VADER and Power BI

1 minute read

“Search your feelings. you know it to be true”

Valence Aware Dictionary and sEntiment Reasoner (VADER) is the main alternative to TextBlob and is designed to work with social media text primarily.

Again this has been a really simple adaptation of the code used so far in all of the text analytics tools we have applied.

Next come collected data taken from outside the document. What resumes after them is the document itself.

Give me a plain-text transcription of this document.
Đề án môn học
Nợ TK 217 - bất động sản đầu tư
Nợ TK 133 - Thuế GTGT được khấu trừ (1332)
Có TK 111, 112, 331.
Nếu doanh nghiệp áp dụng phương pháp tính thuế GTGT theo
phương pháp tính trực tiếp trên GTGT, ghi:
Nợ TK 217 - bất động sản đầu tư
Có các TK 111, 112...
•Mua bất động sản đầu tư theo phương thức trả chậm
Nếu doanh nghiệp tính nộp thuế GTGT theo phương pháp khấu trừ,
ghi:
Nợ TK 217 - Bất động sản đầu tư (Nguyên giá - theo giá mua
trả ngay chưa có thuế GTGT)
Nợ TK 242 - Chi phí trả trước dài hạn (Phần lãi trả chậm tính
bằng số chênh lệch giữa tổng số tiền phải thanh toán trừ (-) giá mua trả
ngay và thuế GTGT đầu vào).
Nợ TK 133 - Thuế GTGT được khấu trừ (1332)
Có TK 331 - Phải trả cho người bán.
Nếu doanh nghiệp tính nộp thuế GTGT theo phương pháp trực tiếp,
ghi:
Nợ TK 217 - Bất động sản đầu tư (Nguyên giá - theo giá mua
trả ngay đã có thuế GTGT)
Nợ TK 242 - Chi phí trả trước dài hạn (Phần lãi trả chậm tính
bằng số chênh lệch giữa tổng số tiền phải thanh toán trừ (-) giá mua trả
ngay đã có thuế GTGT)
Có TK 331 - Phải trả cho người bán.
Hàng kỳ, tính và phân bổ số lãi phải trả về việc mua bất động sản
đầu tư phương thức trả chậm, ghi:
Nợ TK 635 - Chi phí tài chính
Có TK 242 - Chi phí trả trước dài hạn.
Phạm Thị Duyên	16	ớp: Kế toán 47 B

The outputs of VADER are a little different to TextBlob and does not include scoring for subjectivity but does break down into 4 aspects the Compound Score which is the key sentiment scale but also individual scores for pos: positive, neu: neural and neg:negative that are ratios of the proportion of the text analysed so you can drill into a bit more context.

TextBlob in Power BI

    import pandas as pd
    from vaderSentiment.vaderSentiment import SentimentIntensityAnalyzer
    analyser = SentimentIntensityAnalyzer()
    data = []
    for idx, row in dataset.iterrows():
        if not isinstance(row['text'], str):
            continue
        score = analyser.polarity_scores(row['text'])
        row_data = (row["id"],score["compound"],score["neg"],score["neu"],score["pos"])
        data.append(row_data)
    new_df = pd.DataFrame(data, columns=['id','compound','negative','neutral','positive'])

Comparison with TextBlob So the sample data I have been using in my template is thousands of tweets so it is no surprise that for that data VADER seems to have an advantage over TextBlob: image-center On other data I have tested on TextBlob has the advantage when comparing against a satisfaction score within the data but this is also very different to social media forms of data.

The other key consideration is that this is the out of the box use of both tools with stop words and further customisation it is likely that a great deal more accuracy can be gained for both tools.